LONDON (Reuters) – British Prime Minister Tony Blair stepped into the debate over the integration of Muslims into British society on Tuesday, calling the full veil worn by some Muslim women “a mark of separation.”
Controversy has erupted in Britain over the wearing of the veil with some leaders of Britain’s 1.8 million Muslims accusing the government of stirring up Islamophobia.
The radicalization of some young British Muslims, rammed home in July last year when British-born Muslim suicide bombers killed 52 people on London transport, has raised questions about whether Britain has done enough to integrate Muslims.
Blair, who has until now encouraged the debate on integration without expressing an opinion on veils, came the closest he has to taking sides.
Asked if a woman who wore the veil could make a full contribution to British society, Blair said: “It is a mark of separation and that’s why it makes other people from outside the community feel uncomfortable.”
“No one wants to say that people don’t have the right to do it, that’s to take it too far, but I think we do need to confront this issue about how we integrate people properly with our society and all the evidence is when people do integrate more they achieve more as well.
“I’m not saying anyone should be forced to do anything,” he told his monthly news conference.
Blair also said he fully supported the way a local education authority had handled the case of a Muslim teaching assistant who was suspended for wearing a veil.
Aishah Azmi, 24, said the veil, which left just her eyes exposed, had never been a problem for pupils at the school in northern England where she taught.
The school told Azmi she could wear the veil in corridors but must remove it when teaching, but she refused. Her case is currently before an employment tribunal.
The issue of veils was thrust into the spotlight this month when former foreign secretary Jack Straw said Muslim women who wore full veils made community relations difficult.
Blair called for a debate on how the Muslim community integrates into British society and on how Islam comes to terms with the modern world.
His government has begun to question whether Britain’s traditional policy of promoting a multicultural society — where different communities live side by side without having a single British identity imposed on them — has backfired by contributing toward the isolation of some communities.

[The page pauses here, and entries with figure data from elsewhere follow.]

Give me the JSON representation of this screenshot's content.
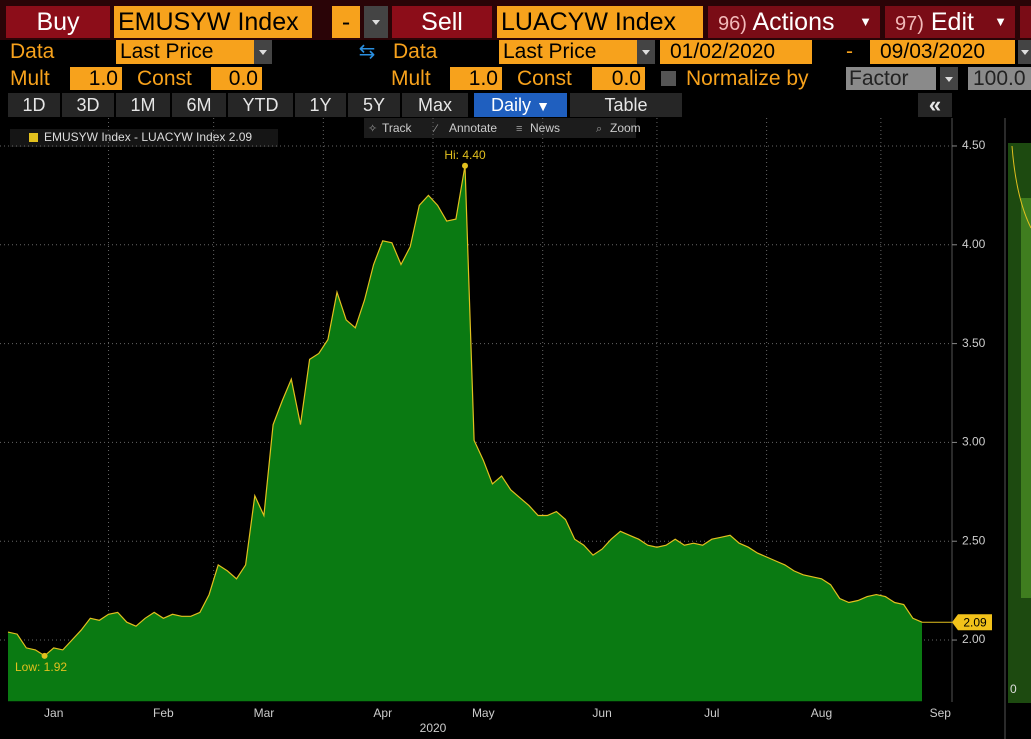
{
  "toolbar": {
    "buy": "Buy",
    "security1": "EMUSYW Index",
    "dash": "-",
    "sell": "Sell",
    "security2": "LUACYW Index",
    "actions_num": "96)",
    "actions": "Actions",
    "edit_num": "97)",
    "edit": "Edit"
  },
  "data_row": {
    "data1_label": "Data",
    "data1_field": "Last Price",
    "data2_label": "Data",
    "data2_field": "Last Price",
    "start_date": "01/02/2020",
    "date_separator": "-",
    "end_date": "09/03/2020"
  },
  "mult_row": {
    "mult1_label": "Mult",
    "mult1": "1.0",
    "const1_label": "Const",
    "const1": "0.0",
    "mult2_label": "Mult",
    "mult2": "1.0",
    "const2_label": "Const",
    "const2": "0.0",
    "normalize_label": "Normalize by",
    "normalize_field": "Factor",
    "normalize_value": "100.0"
  },
  "periods": [
    "1D",
    "3D",
    "1M",
    "6M",
    "YTD",
    "1Y",
    "5Y",
    "Max"
  ],
  "frequency": "Daily",
  "view": "Table",
  "chart_tools": [
    "Track",
    "Annotate",
    "News",
    "Zoom"
  ],
  "side_panel": {
    "label": "0"
  },
  "chart_data": {
    "type": "area",
    "categories": [
      null,
      null,
      null,
      null,
      null,
      "Jan",
      null,
      null,
      null,
      null,
      null,
      null,
      null,
      null,
      null,
      null,
      null,
      "Feb",
      null,
      null,
      null,
      null,
      null,
      null,
      null,
      null,
      null,
      null,
      "Mar",
      null,
      null,
      null,
      null,
      null,
      null,
      null,
      null,
      null,
      null,
      null,
      null,
      "Apr",
      null,
      null,
      null,
      null,
      null,
      null,
      null,
      null,
      null,
      null,
      "May",
      null,
      null,
      null,
      null,
      null,
      null,
      null,
      null,
      null,
      null,
      null,
      null,
      "Jun",
      null,
      null,
      null,
      null,
      null,
      null,
      null,
      null,
      null,
      null,
      null,
      "Jul",
      null,
      null,
      null,
      null,
      null,
      null,
      null,
      null,
      null,
      null,
      null,
      "Aug",
      null,
      null,
      null,
      null,
      null,
      null,
      null,
      null,
      null,
      null,
      null,
      null,
      "Sep"
    ],
    "x_axis_year": "2020",
    "series": [
      {
        "name": "EMUSYW Index - LUACYW Index",
        "color": "#0a7a12",
        "line_color": "#e2c01e",
        "values": [
          2.04,
          2.03,
          1.96,
          1.95,
          1.92,
          1.96,
          1.95,
          2.0,
          2.05,
          2.11,
          2.1,
          2.13,
          2.14,
          2.09,
          2.07,
          2.11,
          2.14,
          2.11,
          2.13,
          2.12,
          2.12,
          2.14,
          2.23,
          2.38,
          2.35,
          2.31,
          2.38,
          2.73,
          2.63,
          3.09,
          3.21,
          3.32,
          3.09,
          3.42,
          3.45,
          3.52,
          3.76,
          3.62,
          3.58,
          3.72,
          3.9,
          4.02,
          4.01,
          3.9,
          3.99,
          4.2,
          4.25,
          4.2,
          4.12,
          4.13,
          4.4,
          3.01,
          2.91,
          2.79,
          2.83,
          2.76,
          2.72,
          2.68,
          2.63,
          2.63,
          2.65,
          2.61,
          2.51,
          2.48,
          2.43,
          2.46,
          2.51,
          2.55,
          2.53,
          2.51,
          2.48,
          2.47,
          2.48,
          2.51,
          2.48,
          2.49,
          2.48,
          2.51,
          2.52,
          2.53,
          2.49,
          2.47,
          2.44,
          2.42,
          2.4,
          2.38,
          2.35,
          2.33,
          2.32,
          2.31,
          2.28,
          2.21,
          2.19,
          2.2,
          2.22,
          2.23,
          2.22,
          2.19,
          2.18,
          2.11,
          2.09,
          null,
          null
        ]
      }
    ],
    "last_value": 2.09,
    "annotations": {
      "high": "Hi: 4.40",
      "low": "Low: 1.92"
    },
    "ylim": [
      1.69,
      4.64
    ],
    "yticks": [
      {
        "value": 2,
        "label": "2.00"
      },
      {
        "value": 2.5,
        "label": "2.50"
      },
      {
        "value": 3,
        "label": "3.00"
      },
      {
        "value": 3.5,
        "label": "3.50"
      },
      {
        "value": 4,
        "label": "4.00"
      },
      {
        "value": 4.5,
        "label": "4.50"
      }
    ],
    "grid": true
  }
}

The government’s focus on Muslim extremism and integration prompted the Muslim Council of Britain, the country’s largest Islamic group, to write to Communities Secretary Ruth Kelly this week complaining an entire community was being stigmatized.
“What is happening, especially in the last few months, has been a barrage of demonization of the Muslim community to such an extent that the community is now scared and the whole community feels vulnerable,” MCB General Secretary Muhammad Abdul Bari told BBC Radio.